Insuficiência Mitral funcional

Perspectivas além do Mitraclip

A discussão sobre o tratamento intervencionista da insuficiência mitral já foi bem aprofundada aqui em nossa plataforma, em diversas postagens referentes a aspectos ecocardiográficos, características clínicas e conceitos técnicos intervencionistas. Que a insuficiência mitral funcional é complexa e derivada de disfunção de diversos componentes do aparado valvar não é mais novidade, mas trials que analisavam a intervenção, estavam muito limitados apenas ao dispositivo edge-to-edge (MitraClip).

A simples presença de regurgitação mitral em pacientes portadores de insuficiência cardíaca com redução da fração de ejeção é fator prognóstico negativo e diante disso, buscar corrigir ou mesmo diminuir o grau desse refluxo parece ser interessante.

Utilizando um device de anuloplastia percutânea, o Carillon, viu-se melhora substancial nos parâmetros hemodinâmicos e ecocardiográficos nos indivíduos submetidos a correção, ao longo de um ano. Houve remodelamento favorável com melhora no grau da regurgitação.

Critérios de melhora clínica também foram alcançados, como melhor capacidade ao esforço físico assinalado por prevalência de classe funcional I e II elevada, melhor desempenho no teste de caminhada de 6 minutos e questionários de qualidade de vida.

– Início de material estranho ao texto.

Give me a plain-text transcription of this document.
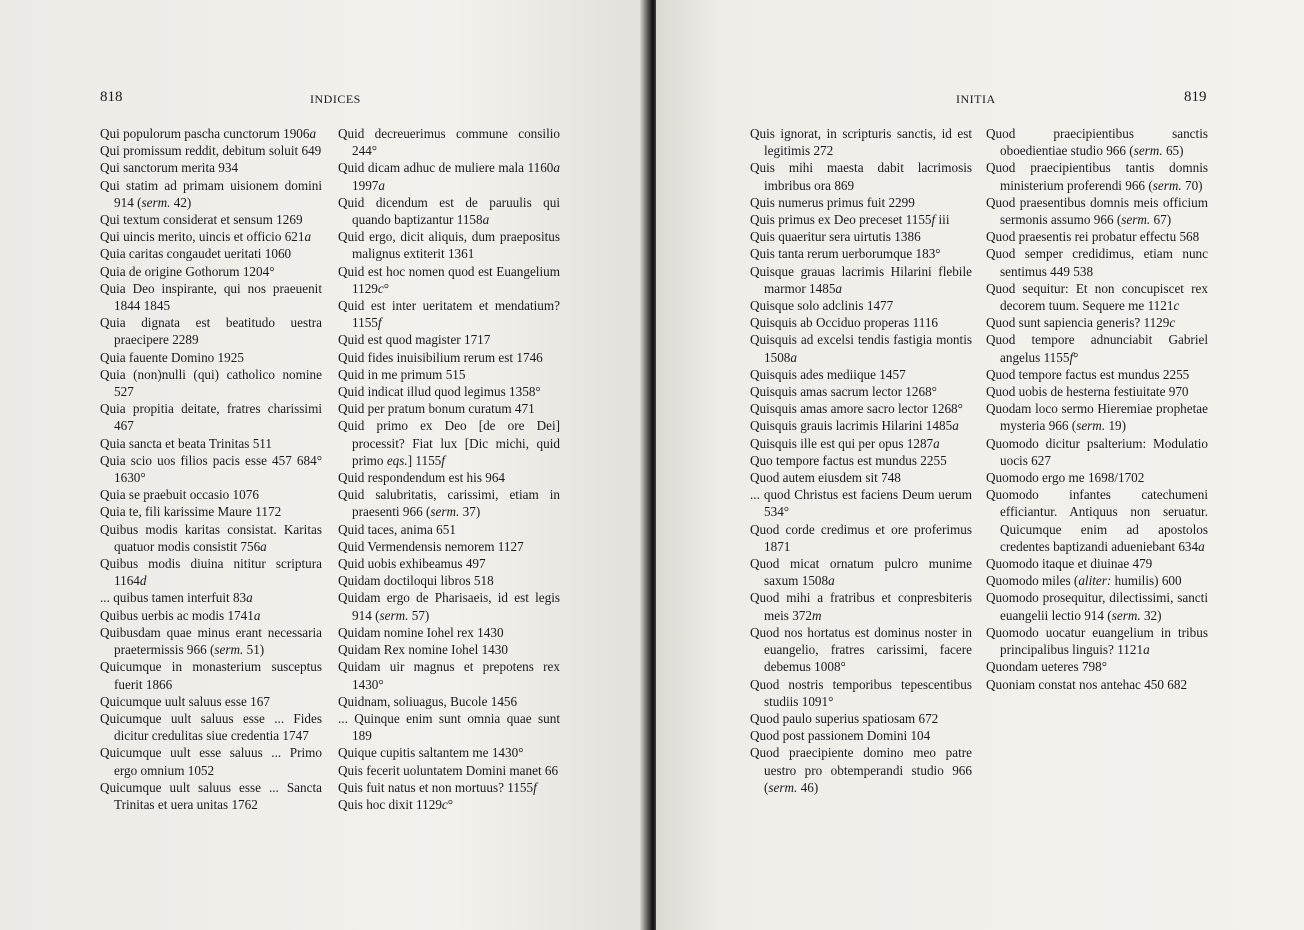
818	INDICES
Qui populorum pascha cunctorum 1906a
Qui promissum reddit, debitum soluit 649
Qui sanctorum merita 934
Qui statim ad primam uisionem domini 914 (serm. 42)
Qui textum considerat et sensum 1269
Qui uincis merito, uincis et officio 621a
Quia caritas congaudet ueritati 1060
Quia de origine Gothorum 1204°
Quia Deo inspirante, qui nos praeuenit 1844 1845
Quia dignata est beatitudo uestra praecipere 2289
Quia fauente Domino 1925
Quia (non)nulli (qui) catholico nomine 527
Quia propitia deitate, fratres charissimi 467
Quia sancta et beata Trinitas 511
Quia scio uos filios pacis esse 457 684° 1630°
Quia se praebuit occasio 1076
Quia te, fili karissime Maure 1172
Quibus modis karitas consistat. Karitas quatuor modis consistit 756a
Quibus modis diuina nititur scriptura 1164d
... quibus tamen interfuit 83a
Quibus uerbis ac modis 1741a
Quibusdam quae minus erant necessaria praetermissis 966 (serm. 51)
Quicumque in monasterium susceptus fuerit 1866
Quicumque uult saluus esse 167
Quicumque uult saluus esse ... Fides dicitur credulitas siue credentia 1747
Quicumque uult esse saluus ... Primo ergo omnium 1052
Quicumque uult saluus esse ... Sancta Trinitas et uera unitas 1762
Quid decreuerimus commune consilio 244°
Quid dicam adhuc de muliere mala 1160a 1997a
Quid dicendum est de paruulis qui quando baptizantur 1158a
Quid ergo, dicit aliquis, dum praepositus malignus extiterit 1361
Quid est hoc nomen quod est Euangelium 1129c°
Quid est inter ueritatem et mendatium? 1155f
Quid est quod magister 1717
Quid fides inuisibilium rerum est 1746
Quid in me primum 515
Quid indicat illud quod legimus 1358°
Quid per pratum bonum curatum 471
Quid primo ex Deo [de ore Dei] processit? Fiat lux [Dic michi, quid primo eqs.] 1155f
Quid respondendum est his 964
Quid salubritatis, carissimi, etiam in praesenti 966 (serm. 37)
Quid taces, anima 651
Quid Vermendensis nemorem 1127
Quid uobis exhibeamus 497
Quidam doctiloqui libros 518
Quidam ergo de Pharisaeis, id est legis 914 (serm. 57)
Quidam nomine Iohel rex 1430
Quidam Rex nomine Iohel 1430
Quidam uir magnus et prepotens rex 1430°
Quidnam, soliuagus, Bucole 1456
... Quinque enim sunt omnia quae sunt 189
Quique cupitis saltantem me 1430°
Quis fecerit uoluntatem Domini manet 66
Quis fuit natus et non mortuus? 1155f
Quis hoc dixit 1129c°
819
INITIA
Quis ignorat, in scripturis sanctis, id est legitimis 272
Quis mihi maesta dabit lacrimosis imbribus ora 869
Quis numerus primus fuit 2299
Quis primus ex Deo preceset 1155f iii
Quis quaeritur sera uirtutis 1386
Quis tanta rerum uerborumque 183°
Quisque grauas lacrimis Hilarini flebile marmor 1485a
Quisque solo adclinis 1477
Quisquis ab Occiduo properas 1116
Quisquis ad excelsi tendis fastigia montis 1508a
Quisquis ades mediique 1457
Quisquis amas sacrum lector 1268°
Quisquis amas amore sacro lector 1268°
Quisquis grauis lacrimis Hilarini 1485a
Quisquis ille est qui per opus 1287a
Quo tempore factus est mundus 2255
Quod autem eiusdem sit 748
... quod Christus est faciens Deum uerum 534°
Quod corde credimus et ore proferimus 1871
Quod micat ornatum pulcro munime saxum 1508a
Quod mihi a fratribus et conpresbiteris meis 372m
Quod nos hortatus est dominus noster in euangelio, fratres carissimi, facere debemus 1008°
Quod nostris temporibus tepescentibus studiis 1091°
Quod paulo superius spatiosam 672
Quod post passionem Domini 104
Quod praecipiente domino meo patre uestro pro obtemperandi studio 966 (serm. 46)
Quod praecipientibus sanctis oboedientiae studio 966 (serm. 65)
Quod praecipientibus tantis domnis ministerium proferendi 966 (serm. 70)
Quod praesentibus domnis meis officium sermonis assumo 966 (serm. 67)
Quod praesentis rei probatur effectu 568
Quod semper credidimus, etiam nunc sentimus 449 538
Quod sequitur: Et non concupiscet rex decorem tuum. Sequere me 1121c
Quod sunt sapiencia generis? 1129c
Quod tempore adnunciabit Gabriel angelus 1155f°
Quod tempore factus est mundus 2255
Quod uobis de hesterna festiuitate 970
Quodam loco sermo Hieremiae prophetae mysteria 966 (serm. 19)
Quomodo dicitur psalterium: Modulatio uocis 627
Quomodo ergo me 1698/1702
Quomodo infantes catechumeni efficiantur. Antiquus non seruatur. Quicumque enim ad apostolos credentes baptizandi adueniebant 634a
Quomodo itaque et diuinae 479
Quomodo miles (aliter: humilis) 600
Quomodo prosequitur, dilectissimi, sancti euangelii lectio 914 (serm. 32)
Quomodo uocatur euangelium in tribus principalibus linguis? 1121a
Quondam ueteres 798°
Quoniam constat nos antehac 450 682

No entanto, esses critérios também se apresentaram melhores no grupo controle, que era composto apenas por tratamento clínico otimizado.

Razões para não haver diferença estatística entre esses grupos quando analisadas variáveis clínicas foram levantadas, como ausência de cegamento dos pacientes. Surge o viés de questionamento em um paciente sabidamente participante de uma pesquisa institucional.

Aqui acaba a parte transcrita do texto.